Vishal.dev
Back
Backend

Redis Caching That Doesn't Rot Your System From the Inside

April 2, 2026 3 min read
RedisCachingPerformance

Caching is the easiest performance win and the easiest way to introduce bugs that manifest days later in production. Invalidation is the hard part. This post covers the strategies that keep Redis from becoming a liability.

TTL Is Not a Strategy

Setting a blanket 5-minute TTL on every cache key is how most systems start. It works until you have a cache hit serving stale data for 4 minutes and 59 seconds while your users see outdated pricing, broken state, or incorrect counts.

The problem isn't TTL itself — it's treating TTL as the only invalidation mechanism. TTL should be the last line of defense, not the primary invalidation strategy.

Namespaced Key Design

The single most impactful change you can make to a Redis cache is switching from flat keys to namespaced, versioned keys:

// Instead of:
user:42.profile

// Use:
user:v2:42.profile

// Or for collections:
org:abc:v7:team.list

When the profile data model changes, bump the version. Old keys expire naturally via TTL while new requests populate fresh keys. This eliminates the need to flush entire databases during deployments.

Version namespacing also makes debugging easier — you can inspect KEYS user:v2:* to understand what's in cache versus KEYS user:* which mixes versions.

Targeted Invalidation Patterns

Write-Through with Tagged Invalidation

When a record is updated, invalidate or update the cache in the same transaction. Tag each cache entry with related entity types so you can invalidate broadly without guessing:

// On article update:
await redis.del([
  `article:${id}.detail`,
  `article:${id}.comments`,
  `feed:${authorId}.articles`
]);

This is predictable, debuggable, and doesn't require background jobs or delayed expiration.

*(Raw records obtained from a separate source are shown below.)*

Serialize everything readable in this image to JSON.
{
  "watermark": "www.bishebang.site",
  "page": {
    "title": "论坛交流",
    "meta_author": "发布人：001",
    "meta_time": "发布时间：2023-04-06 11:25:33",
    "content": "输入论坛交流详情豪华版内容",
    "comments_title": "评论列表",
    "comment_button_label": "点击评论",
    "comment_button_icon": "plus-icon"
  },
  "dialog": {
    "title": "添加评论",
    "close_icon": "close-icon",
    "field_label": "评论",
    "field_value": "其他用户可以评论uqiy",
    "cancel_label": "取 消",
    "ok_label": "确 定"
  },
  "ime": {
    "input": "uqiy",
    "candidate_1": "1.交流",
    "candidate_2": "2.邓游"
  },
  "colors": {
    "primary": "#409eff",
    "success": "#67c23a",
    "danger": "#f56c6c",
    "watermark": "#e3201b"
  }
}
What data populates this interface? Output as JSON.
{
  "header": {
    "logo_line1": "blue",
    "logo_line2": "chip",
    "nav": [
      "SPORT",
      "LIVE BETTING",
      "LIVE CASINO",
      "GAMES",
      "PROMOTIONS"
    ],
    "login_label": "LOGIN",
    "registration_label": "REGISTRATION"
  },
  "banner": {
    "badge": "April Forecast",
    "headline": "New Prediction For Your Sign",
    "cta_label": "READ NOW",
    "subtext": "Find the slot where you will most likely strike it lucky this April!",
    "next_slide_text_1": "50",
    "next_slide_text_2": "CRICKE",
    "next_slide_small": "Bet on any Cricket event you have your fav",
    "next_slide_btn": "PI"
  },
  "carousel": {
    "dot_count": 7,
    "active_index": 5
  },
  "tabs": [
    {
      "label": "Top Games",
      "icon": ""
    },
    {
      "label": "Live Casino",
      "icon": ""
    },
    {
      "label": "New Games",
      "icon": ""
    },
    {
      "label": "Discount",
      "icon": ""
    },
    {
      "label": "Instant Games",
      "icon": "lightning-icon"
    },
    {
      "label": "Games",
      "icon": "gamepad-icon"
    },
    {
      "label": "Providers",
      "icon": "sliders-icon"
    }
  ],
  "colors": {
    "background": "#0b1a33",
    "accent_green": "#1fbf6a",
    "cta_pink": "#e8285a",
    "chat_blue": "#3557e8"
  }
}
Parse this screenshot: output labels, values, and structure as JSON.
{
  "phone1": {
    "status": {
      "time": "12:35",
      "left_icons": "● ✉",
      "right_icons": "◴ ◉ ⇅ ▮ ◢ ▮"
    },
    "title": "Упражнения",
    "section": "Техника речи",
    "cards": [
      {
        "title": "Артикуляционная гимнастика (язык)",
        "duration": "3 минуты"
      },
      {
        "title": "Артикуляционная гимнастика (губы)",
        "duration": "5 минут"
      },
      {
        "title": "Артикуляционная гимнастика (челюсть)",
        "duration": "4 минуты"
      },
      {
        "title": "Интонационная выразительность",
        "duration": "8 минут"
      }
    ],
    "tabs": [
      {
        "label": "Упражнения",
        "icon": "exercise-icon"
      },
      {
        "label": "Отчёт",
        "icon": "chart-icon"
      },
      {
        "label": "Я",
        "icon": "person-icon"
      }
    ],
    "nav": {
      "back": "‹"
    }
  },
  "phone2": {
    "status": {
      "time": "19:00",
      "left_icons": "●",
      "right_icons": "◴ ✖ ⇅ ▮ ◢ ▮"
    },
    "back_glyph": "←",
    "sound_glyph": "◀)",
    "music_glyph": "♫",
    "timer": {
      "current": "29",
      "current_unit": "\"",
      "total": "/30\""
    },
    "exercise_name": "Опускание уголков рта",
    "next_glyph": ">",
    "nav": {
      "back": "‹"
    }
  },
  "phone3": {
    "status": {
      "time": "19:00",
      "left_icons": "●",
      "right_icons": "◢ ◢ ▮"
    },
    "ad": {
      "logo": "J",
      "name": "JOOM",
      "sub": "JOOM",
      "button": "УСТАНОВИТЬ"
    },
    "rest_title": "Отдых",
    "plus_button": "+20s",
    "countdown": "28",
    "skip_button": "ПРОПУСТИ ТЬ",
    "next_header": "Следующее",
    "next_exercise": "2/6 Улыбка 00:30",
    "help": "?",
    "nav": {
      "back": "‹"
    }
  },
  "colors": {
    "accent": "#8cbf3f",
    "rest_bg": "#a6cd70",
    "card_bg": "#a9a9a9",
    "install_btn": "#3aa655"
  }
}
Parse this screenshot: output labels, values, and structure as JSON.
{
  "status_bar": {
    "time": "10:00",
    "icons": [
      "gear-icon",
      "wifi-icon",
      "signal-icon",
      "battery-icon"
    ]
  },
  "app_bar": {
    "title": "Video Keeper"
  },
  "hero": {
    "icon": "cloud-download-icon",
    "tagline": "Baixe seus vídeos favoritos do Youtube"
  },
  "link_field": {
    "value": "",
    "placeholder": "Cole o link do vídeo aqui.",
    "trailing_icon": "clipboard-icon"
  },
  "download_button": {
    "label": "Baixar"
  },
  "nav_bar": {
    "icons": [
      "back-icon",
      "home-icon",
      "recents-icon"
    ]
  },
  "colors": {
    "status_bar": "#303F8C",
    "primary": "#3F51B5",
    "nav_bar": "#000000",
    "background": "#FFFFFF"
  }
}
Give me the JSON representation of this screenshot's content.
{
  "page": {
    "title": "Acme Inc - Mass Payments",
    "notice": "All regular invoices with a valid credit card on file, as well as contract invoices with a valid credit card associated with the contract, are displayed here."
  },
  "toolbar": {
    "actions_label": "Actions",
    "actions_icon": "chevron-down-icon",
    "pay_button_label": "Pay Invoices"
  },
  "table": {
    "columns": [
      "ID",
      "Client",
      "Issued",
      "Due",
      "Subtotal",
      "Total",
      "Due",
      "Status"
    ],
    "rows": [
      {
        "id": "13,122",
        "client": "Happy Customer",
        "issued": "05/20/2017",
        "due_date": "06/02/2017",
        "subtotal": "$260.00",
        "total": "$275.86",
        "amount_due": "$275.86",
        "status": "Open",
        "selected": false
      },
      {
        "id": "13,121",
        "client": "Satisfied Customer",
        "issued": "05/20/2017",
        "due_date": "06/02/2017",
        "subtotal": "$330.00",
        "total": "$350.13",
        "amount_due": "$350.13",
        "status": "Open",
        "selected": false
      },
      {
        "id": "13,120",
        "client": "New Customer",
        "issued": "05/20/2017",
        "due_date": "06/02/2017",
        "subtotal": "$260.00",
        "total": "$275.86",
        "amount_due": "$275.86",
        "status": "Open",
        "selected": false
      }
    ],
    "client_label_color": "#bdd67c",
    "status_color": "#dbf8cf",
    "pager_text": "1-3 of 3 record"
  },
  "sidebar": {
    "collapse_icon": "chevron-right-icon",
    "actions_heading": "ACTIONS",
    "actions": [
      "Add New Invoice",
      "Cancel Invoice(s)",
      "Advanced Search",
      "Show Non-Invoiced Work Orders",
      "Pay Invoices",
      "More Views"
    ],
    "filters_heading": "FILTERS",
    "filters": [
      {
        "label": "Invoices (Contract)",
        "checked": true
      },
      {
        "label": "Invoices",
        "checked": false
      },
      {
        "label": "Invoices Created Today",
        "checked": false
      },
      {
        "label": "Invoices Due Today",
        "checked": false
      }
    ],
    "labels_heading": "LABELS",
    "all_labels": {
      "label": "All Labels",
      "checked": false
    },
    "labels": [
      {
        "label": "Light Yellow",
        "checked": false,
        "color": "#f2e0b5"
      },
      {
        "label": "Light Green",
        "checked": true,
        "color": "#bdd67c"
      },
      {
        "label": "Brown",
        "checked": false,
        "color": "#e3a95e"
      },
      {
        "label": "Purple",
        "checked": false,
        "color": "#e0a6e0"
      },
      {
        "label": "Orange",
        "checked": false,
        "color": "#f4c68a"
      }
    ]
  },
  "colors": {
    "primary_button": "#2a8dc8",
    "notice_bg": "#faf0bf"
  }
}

Cache-aside with Stale-While-Revalidate

For high-traffic endpoints where cache misses hurt, serve stale data while asynchronously refreshing:

async function getCached(key, fetchFn, ttl) {
  const data = await redis.get(key);
  if (data) {
    const parsed = JSON.parse(data);
    // Trigger background refresh if close to expiry
    if (parsed.ttl - Date.now() < ttl * 0.2) {
      refreshCache(key, fetchFn, ttl); // async, no await
    }
    return parsed.value;
  }
  return refreshCache(key, fetchFn, ttl);
}

This pattern absorbs traffic spikes without thundering herd problems — one request triggers the refresh while others continue reading the stale value.

What Not to Cache

Some data should never go through a cache layer:

  • Locks and semaphores: Redis SET NX for distributed locks is fine, but don't cache the lock state — you need atomic reads.
  • Rate limiter counters: Use INCR with EXPIRE directly, not cached snapshots.
  • WebSocket session state: In-memory staleness causes ghost connections and missed messages.

Monitoring Cache Health

Track these metrics to know when your cache is working versus hiding problems:

  1. Hit rate per key pattern. If user:* has a 95% hit rate but search:* has 20%, the search cache is wasting memory.
  2. Eviction rate. Sudden spikes mean your working set exceeds maxmemory. Add memory or change the eviction policy.
  3. Stale serve count. Track how often stale-while-revalidate serves stale data. If it's above 5% of total requests, your TTL is too short or your refresh is too slow.
A cache that nobody monitors is just technical debt with a fast response time. Metrics, alerts, and clean invalidation logic separate caching from cargo-culting.